Erstellt am 27. August 2012, 12:44

Grüne und BZÖ für Bundesheer-Volksabstimmung. In der aktuellen Debatte um die Zukunft des Bundesheers haben sich am Montag auch die Grünen und das BZÖ für eine Volksabstimmung ausgesprochen. Die Freiheitlichen hingegen halten die von der SPÖ geforderte Abschaffung der Wehrpflicht für einen "Wahlkampfgag". Der Vorarlberger Landeshauptmann Wallner unterstützt die Haltung seiner ÖVP-Amtskollegen in Bezug auf die Wehrpflicht.

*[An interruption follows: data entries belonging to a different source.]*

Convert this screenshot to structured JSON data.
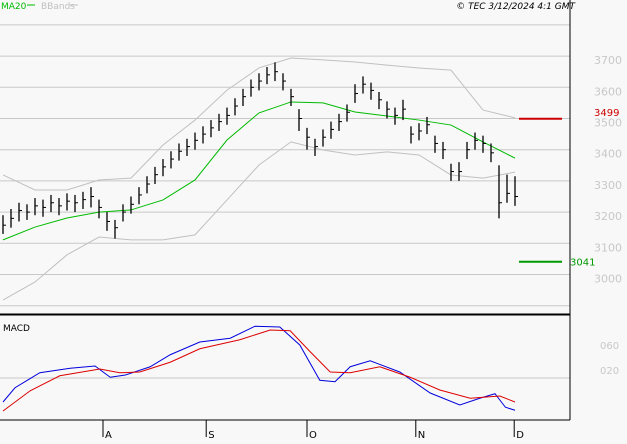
{
  "header": {
    "legend_ma": "MA20",
    "legend_bb": "BBands",
    "copyright": "© TEC 3/12/2024 4:1 GMT"
  },
  "colors": {
    "ma20": "#00bb00",
    "bbands": "#c0c0c0",
    "bars": "#000000",
    "resistance": "#cc0000",
    "support": "#009900",
    "macd": "#0000dd",
    "signal": "#dd0000"
  },
  "chart_data": [
    {
      "type": "bar",
      "subtype": "ohlc",
      "ylim": [
        2900,
        3800
      ],
      "y_ticks": [
        "3700",
        "3600",
        "3500",
        "3400",
        "3300",
        "3200",
        "3100",
        "3000"
      ],
      "y_tick_values": [
        3700,
        3600,
        3500,
        3400,
        3300,
        3200,
        3100,
        3000
      ],
      "x_ticks": [
        "A",
        "S",
        "O",
        "N",
        "D"
      ],
      "x_tick_bars": [
        12.5,
        25.4,
        38,
        51.6,
        63.9
      ],
      "grid": true,
      "bars_low_high_close": [
        [
          3130,
          3190,
          3158
        ],
        [
          3150,
          3210,
          3180
        ],
        [
          3170,
          3230,
          3205
        ],
        [
          3175,
          3225,
          3200
        ],
        [
          3190,
          3245,
          3220
        ],
        [
          3185,
          3240,
          3215
        ],
        [
          3200,
          3255,
          3230
        ],
        [
          3190,
          3245,
          3220
        ],
        [
          3205,
          3260,
          3235
        ],
        [
          3200,
          3255,
          3230
        ],
        [
          3210,
          3265,
          3240
        ],
        [
          3215,
          3280,
          3250
        ],
        [
          3180,
          3240,
          3215
        ],
        [
          3140,
          3200,
          3170
        ],
        [
          3115,
          3175,
          3150
        ],
        [
          3170,
          3225,
          3200
        ],
        [
          3195,
          3250,
          3225
        ],
        [
          3225,
          3280,
          3255
        ],
        [
          3260,
          3315,
          3290
        ],
        [
          3290,
          3345,
          3320
        ],
        [
          3315,
          3370,
          3345
        ],
        [
          3340,
          3395,
          3370
        ],
        [
          3365,
          3420,
          3395
        ],
        [
          3380,
          3435,
          3410
        ],
        [
          3400,
          3455,
          3430
        ],
        [
          3420,
          3475,
          3450
        ],
        [
          3440,
          3495,
          3470
        ],
        [
          3460,
          3515,
          3490
        ],
        [
          3480,
          3535,
          3510
        ],
        [
          3510,
          3565,
          3540
        ],
        [
          3540,
          3595,
          3570
        ],
        [
          3570,
          3625,
          3600
        ],
        [
          3590,
          3645,
          3620
        ],
        [
          3610,
          3665,
          3640
        ],
        [
          3620,
          3680,
          3650
        ],
        [
          3590,
          3645,
          3620
        ],
        [
          3540,
          3595,
          3570
        ],
        [
          3460,
          3530,
          3500
        ],
        [
          3400,
          3470,
          3440
        ],
        [
          3380,
          3435,
          3410
        ],
        [
          3410,
          3465,
          3440
        ],
        [
          3435,
          3490,
          3465
        ],
        [
          3460,
          3515,
          3490
        ],
        [
          3490,
          3545,
          3520
        ],
        [
          3550,
          3610,
          3580
        ],
        [
          3580,
          3635,
          3610
        ],
        [
          3560,
          3615,
          3590
        ],
        [
          3530,
          3585,
          3560
        ],
        [
          3500,
          3555,
          3530
        ],
        [
          3480,
          3535,
          3510
        ],
        [
          3495,
          3560,
          3530
        ],
        [
          3420,
          3475,
          3450
        ],
        [
          3430,
          3485,
          3460
        ],
        [
          3450,
          3505,
          3480
        ],
        [
          3390,
          3445,
          3420
        ],
        [
          3370,
          3425,
          3400
        ],
        [
          3300,
          3355,
          3330
        ],
        [
          3300,
          3360,
          3330
        ],
        [
          3370,
          3425,
          3400
        ],
        [
          3400,
          3455,
          3430
        ],
        [
          3390,
          3445,
          3420
        ],
        [
          3360,
          3420,
          3390
        ],
        [
          3180,
          3350,
          3230
        ],
        [
          3230,
          3320,
          3260
        ],
        [
          3220,
          3315,
          3250
        ]
      ],
      "ma20_every_4_bars": [
        3111,
        3152,
        3181,
        3200,
        3207,
        3239,
        3303,
        3431,
        3518,
        3553,
        3550,
        3521,
        3508,
        3495,
        3479,
        3425,
        3373
      ],
      "bb_upper_every_4_bars": [
        3319,
        3271,
        3271,
        3303,
        3309,
        3415,
        3495,
        3591,
        3662,
        3694,
        3688,
        3681,
        3671,
        3662,
        3655,
        3527,
        3502
      ],
      "bb_lower_every_4_bars": [
        2918,
        2976,
        3063,
        3120,
        3111,
        3111,
        3127,
        3239,
        3351,
        3425,
        3399,
        3383,
        3393,
        3383,
        3319,
        3309,
        3328
      ],
      "resistance": {
        "value": 3499,
        "label": "3499"
      },
      "support": {
        "value": 3041,
        "label": "3041"
      }
    },
    {
      "type": "line",
      "title": "MACD",
      "y_ticks": [
        "060",
        "020"
      ],
      "y_tick_values": [
        0.6,
        0.2
      ],
      "series": [
        {
          "role": "macd",
          "x": [
            0,
            1.5,
            4.6,
            8.4,
            11.5,
            13.4,
            15.3,
            18.4,
            20.9,
            24.6,
            28.4,
            31.5,
            34.6,
            37.1,
            39.6,
            41.5,
            43.4,
            45.9,
            49.6,
            53.4,
            57.1,
            59.6,
            61.5,
            62.8,
            64
          ],
          "values": [
            -0.12,
            0.07,
            0.27,
            0.33,
            0.36,
            0.21,
            0.24,
            0.35,
            0.51,
            0.68,
            0.73,
            0.89,
            0.88,
            0.64,
            0.17,
            0.15,
            0.35,
            0.43,
            0.28,
            0.0,
            -0.16,
            -0.07,
            -0.01,
            -0.19,
            -0.23
          ]
        },
        {
          "role": "signal",
          "x": [
            0,
            3.4,
            7.1,
            12.1,
            14.6,
            17.1,
            20.9,
            24.6,
            29.6,
            33.4,
            35.9,
            38.4,
            40.9,
            43.4,
            47.1,
            50.9,
            54.6,
            58.4,
            62.1,
            64
          ],
          "values": [
            -0.24,
            0.03,
            0.23,
            0.32,
            0.27,
            0.28,
            0.41,
            0.59,
            0.71,
            0.84,
            0.83,
            0.55,
            0.28,
            0.27,
            0.35,
            0.21,
            0.04,
            -0.07,
            -0.04,
            -0.12
          ]
        }
      ]
    }
  ]
}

Wenn die Bedingung der ÖVP ein erfolgreiches Volksbegehren sei, "dann lade ich SPÖ, ÖVP und alle anderen dazu ein, ein gemeinsames Volksbegehren zu starten", meinte der Sicherheitssprecher der Grünen, Peter Pilz. Die Volksabstimmung könnte dann Anfang nächsten Jahres stattfinden. Pilz wünscht sich, dass die Wehrpflicht noch vor der nächsten Nationalratswahl abgeschafft wird.

Auch für BZÖ-Bündniskoordinator Fauland ist es "höchste Zeit, dass Faymann und Spindelegger ein Gesetz vorlegen, über das dann die Österreicher abstimmen können". Wenn es zu einer Abstimmung über die Wehrpflicht komme, gebe es volle Unterstützung des BZÖ.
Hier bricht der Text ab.